By Colleen Mattimore and Dennis Z. Kuo
Pediatricians hold their collective breath as the measles outbreak of 2019 spreads across the country. Measles is a deadly disease.
The Centers for Disease Control and Prevention is reporting current measles outbreaks in 10 states, including New York. The main cause of these outbreaks is travelers who get measles abroad, come to the U.S. and spread measles into communities with a high proportion of unvaccinated people. Many doctors in the United States have never seen a case of measles and thought they never would.
Measles is a highly infectious viral disease. When measles arrived in the New World in the late 1400s the indigenous population was reduced to one tenth of its original size. Historians now agree it was “germs,” not “guns,” that resulted in this dramatic decrease in population.
The first signs of measles are fever with a cough, runny nose and conjunctivitis (pinkeye). A red body rash develops two to four days later. Measles is highly contagious and can spread to others through coughing and sneezing. The complications of measles, including pneumonia and infection of the brain, are deadly.
Vaccines, improved living conditions and better nutrition have led to a dramatic decrease in not only measles epidemics but also many deadly childhood illnesses. In the case of smallpox, the disease has been completely eradicated.
The great success of vaccines means people do not remember how deadly these diseases are. In recent years a small but vocal anti-vaccine movement has spread fear and uncertainty about vaccines. Victims of this movement include parents, termed “hesitators,” who in turn question the need for vaccinating their children. These parents may turn to other resources, instead of their doctor, for vaccine advice. The most potentially dangerous resource is the internet and social media.
The most profound example of vaccine misinformation started in 1998. Andrew Wakefield, a gastroenterologist in England, published a paper that alleged the measles, mumps and rubella (MMR) vaccine predisposed recipients to autism.
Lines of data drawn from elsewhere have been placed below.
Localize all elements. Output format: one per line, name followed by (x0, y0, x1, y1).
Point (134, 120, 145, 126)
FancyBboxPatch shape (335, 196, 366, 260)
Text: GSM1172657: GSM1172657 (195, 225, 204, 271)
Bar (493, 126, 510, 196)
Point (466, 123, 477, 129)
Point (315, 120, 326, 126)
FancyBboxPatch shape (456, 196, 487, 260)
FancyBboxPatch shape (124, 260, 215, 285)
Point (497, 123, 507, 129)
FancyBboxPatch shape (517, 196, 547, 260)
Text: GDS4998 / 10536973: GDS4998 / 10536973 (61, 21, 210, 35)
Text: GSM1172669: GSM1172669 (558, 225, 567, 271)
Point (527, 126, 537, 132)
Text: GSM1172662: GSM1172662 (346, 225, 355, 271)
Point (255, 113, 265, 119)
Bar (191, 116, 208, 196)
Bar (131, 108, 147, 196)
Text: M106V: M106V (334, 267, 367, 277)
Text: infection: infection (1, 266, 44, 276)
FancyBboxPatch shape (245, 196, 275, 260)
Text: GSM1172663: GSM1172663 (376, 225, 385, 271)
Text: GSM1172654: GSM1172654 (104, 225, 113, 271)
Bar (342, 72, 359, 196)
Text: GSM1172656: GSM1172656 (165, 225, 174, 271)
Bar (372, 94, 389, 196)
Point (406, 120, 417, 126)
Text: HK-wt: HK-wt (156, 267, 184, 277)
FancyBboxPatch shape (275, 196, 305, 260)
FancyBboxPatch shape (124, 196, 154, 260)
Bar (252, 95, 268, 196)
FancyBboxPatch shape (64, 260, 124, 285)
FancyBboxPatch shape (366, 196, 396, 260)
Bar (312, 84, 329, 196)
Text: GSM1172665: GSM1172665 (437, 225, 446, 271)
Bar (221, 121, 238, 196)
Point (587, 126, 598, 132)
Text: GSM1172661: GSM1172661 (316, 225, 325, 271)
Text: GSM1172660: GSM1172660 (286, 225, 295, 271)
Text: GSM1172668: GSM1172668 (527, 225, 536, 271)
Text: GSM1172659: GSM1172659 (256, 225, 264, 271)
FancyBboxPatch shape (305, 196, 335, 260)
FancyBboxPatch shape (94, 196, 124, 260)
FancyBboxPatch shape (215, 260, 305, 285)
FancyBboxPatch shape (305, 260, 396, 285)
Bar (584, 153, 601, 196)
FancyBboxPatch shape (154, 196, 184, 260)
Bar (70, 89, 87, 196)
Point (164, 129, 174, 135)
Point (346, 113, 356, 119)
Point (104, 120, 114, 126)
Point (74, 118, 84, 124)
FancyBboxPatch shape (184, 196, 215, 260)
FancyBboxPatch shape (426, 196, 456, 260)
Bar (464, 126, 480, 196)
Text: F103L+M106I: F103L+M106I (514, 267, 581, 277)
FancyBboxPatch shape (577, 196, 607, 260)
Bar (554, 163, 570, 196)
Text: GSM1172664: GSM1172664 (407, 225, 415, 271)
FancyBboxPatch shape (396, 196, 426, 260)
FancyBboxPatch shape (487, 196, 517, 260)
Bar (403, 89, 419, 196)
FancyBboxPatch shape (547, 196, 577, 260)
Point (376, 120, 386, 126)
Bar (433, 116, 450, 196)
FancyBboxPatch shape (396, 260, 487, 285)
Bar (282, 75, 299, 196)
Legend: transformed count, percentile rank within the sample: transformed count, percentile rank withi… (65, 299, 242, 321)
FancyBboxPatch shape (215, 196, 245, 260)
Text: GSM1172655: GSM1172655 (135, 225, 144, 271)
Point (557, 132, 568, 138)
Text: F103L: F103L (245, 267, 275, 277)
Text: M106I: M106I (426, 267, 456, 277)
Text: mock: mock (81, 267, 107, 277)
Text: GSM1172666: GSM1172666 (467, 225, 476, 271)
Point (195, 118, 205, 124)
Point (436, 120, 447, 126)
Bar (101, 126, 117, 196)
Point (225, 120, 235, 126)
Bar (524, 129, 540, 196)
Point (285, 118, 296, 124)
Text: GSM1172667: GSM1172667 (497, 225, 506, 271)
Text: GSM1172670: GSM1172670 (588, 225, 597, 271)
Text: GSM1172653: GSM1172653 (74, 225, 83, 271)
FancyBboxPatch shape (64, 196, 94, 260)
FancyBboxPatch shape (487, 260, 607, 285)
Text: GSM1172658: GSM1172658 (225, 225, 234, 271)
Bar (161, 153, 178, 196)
Wakefield’s research was subsequently found to be fraudulent. His research paper was completely retracted by the journal, his medical license was suspended and the General Medical Council in the United Kingdom found him guilty of professional misconduct.
Unfortunately the seed of doubt was planted; his supposition, although false, spread throughout the world. Despite dozens of sound scientific studies that find no link between the MMR vaccine and autism, many parents still refuse this vaccine.
As physicians our job is to listen, acknowledge parental concerns and then present the science of vaccines. Vaccines are safe; vaccines are necessary; vaccines save lives. Just ask your pediatrician.
Dr. Colleen Mattimore is a physician with WNY Pediatrics; Dr. Dennis Z. Kuo is chief of general pediatrics at Oishei Children’s Hospital.